Williams Article on Europe, Multilateral Nuclear Plans Published in Foreign Policy
April 10, 2025
Foreign Policy
“Europe Should Dust Off Multilateral Nuclear Plans,” written by Michael Williams, associate professor of public administration and international affairs, was published in Foreign Policy. Following is an excerpt:
Relying on Washington to provide extended nuclear deterrence for Brussels is an increasingly dubious proposition. And in this nuclear world, the actors with seats at the negotiating table to forge new nuclear arms control agreements will need to be nuclear powers themselves. If Europe wants to promote nuclear arms control, it paradoxically needs to go nuclear first.
The French and British nuclear deterrents can offer a stopgap capability, especially if France joins NATO’s nuclear planning group, which it should, but over the long term, a transnational European solution is necessary as neither Paris nor London have enough nuclear weapons to secure all of Europe and neither has tactical nuclear capability, which is a critical component in escalation management. And while the Franco-British deterrent may provide short-term cover, it won’t overcome the reality that has kept NATO alive for 75 years—that a U.S. security guarantee was better than one from France or Britain.
With the credibility of the U.S. guarantee in tatters, European states may wish to revisit their own nuclear capability: As Polish Prime Minister Donald Tusk said in March, “We would be safer if we had our own nuclear arsenal.” But the pursuit of a new nuclear capability by any one state in Europe is likely to trigger a security dilemma for the others—if Germany were to go nuclear, would this reassure Poland, or would it incentivize Warsaw to develop its own capability? Just as the United States used nuclear sharing to manage proliferation in early Cold War Europe, Brussels would do well to manage this situation proactively via a shared European nuclear project. Moreover, the development of a nuclear arsenal is extremely costly and difficult. Coordinating a pan-European deterrent would be more economical, focusing efforts against external threats rather than internal competition.

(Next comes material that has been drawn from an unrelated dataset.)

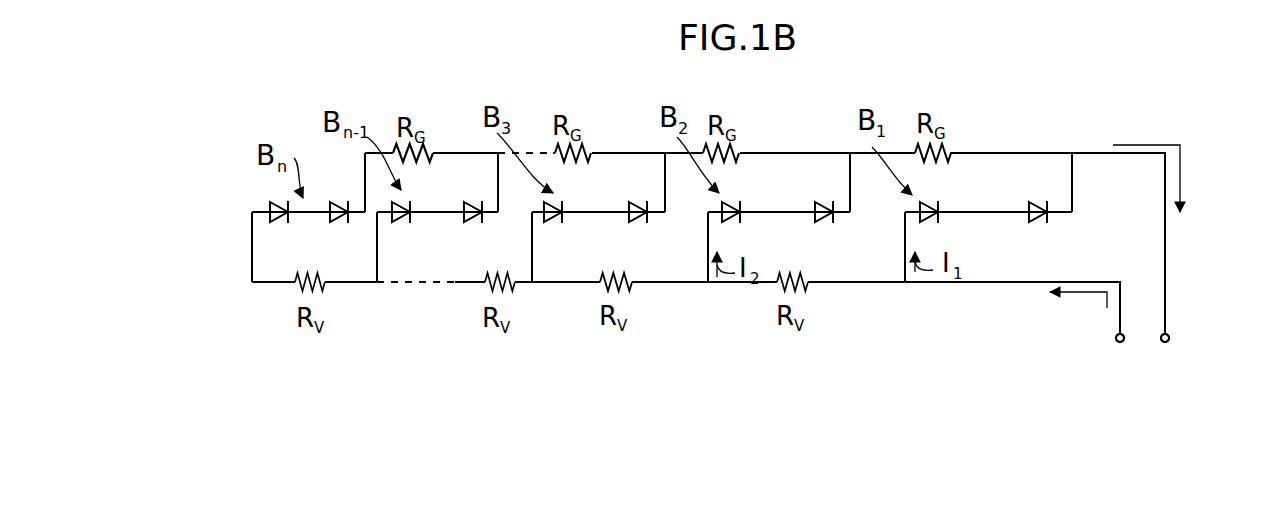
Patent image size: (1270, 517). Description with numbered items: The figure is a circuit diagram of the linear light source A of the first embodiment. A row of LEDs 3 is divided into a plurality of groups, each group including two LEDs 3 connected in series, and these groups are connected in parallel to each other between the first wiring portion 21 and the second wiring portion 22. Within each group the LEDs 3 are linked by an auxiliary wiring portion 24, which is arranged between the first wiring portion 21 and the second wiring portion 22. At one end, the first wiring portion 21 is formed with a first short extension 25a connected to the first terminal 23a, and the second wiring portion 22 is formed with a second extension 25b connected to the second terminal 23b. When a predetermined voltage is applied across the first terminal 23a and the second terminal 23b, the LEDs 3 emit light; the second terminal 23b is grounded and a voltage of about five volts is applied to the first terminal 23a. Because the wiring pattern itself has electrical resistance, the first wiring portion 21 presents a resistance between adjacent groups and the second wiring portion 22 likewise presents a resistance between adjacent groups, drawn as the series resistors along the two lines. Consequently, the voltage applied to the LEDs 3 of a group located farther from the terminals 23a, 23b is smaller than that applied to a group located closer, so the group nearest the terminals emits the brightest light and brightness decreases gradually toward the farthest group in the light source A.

The solution to these myriad challenges is a collective European finger on a collective European nuclear launch button. The best way to do this would be to dust off early Cold War plans for the MLF (Multilateral Force).
The MLF was a proposal to create a fleet of surface ships and submarines, crewed by European NATO allies, with the intent of giving those allies multilateral ownership and control in the nuclear defense of Western Europe.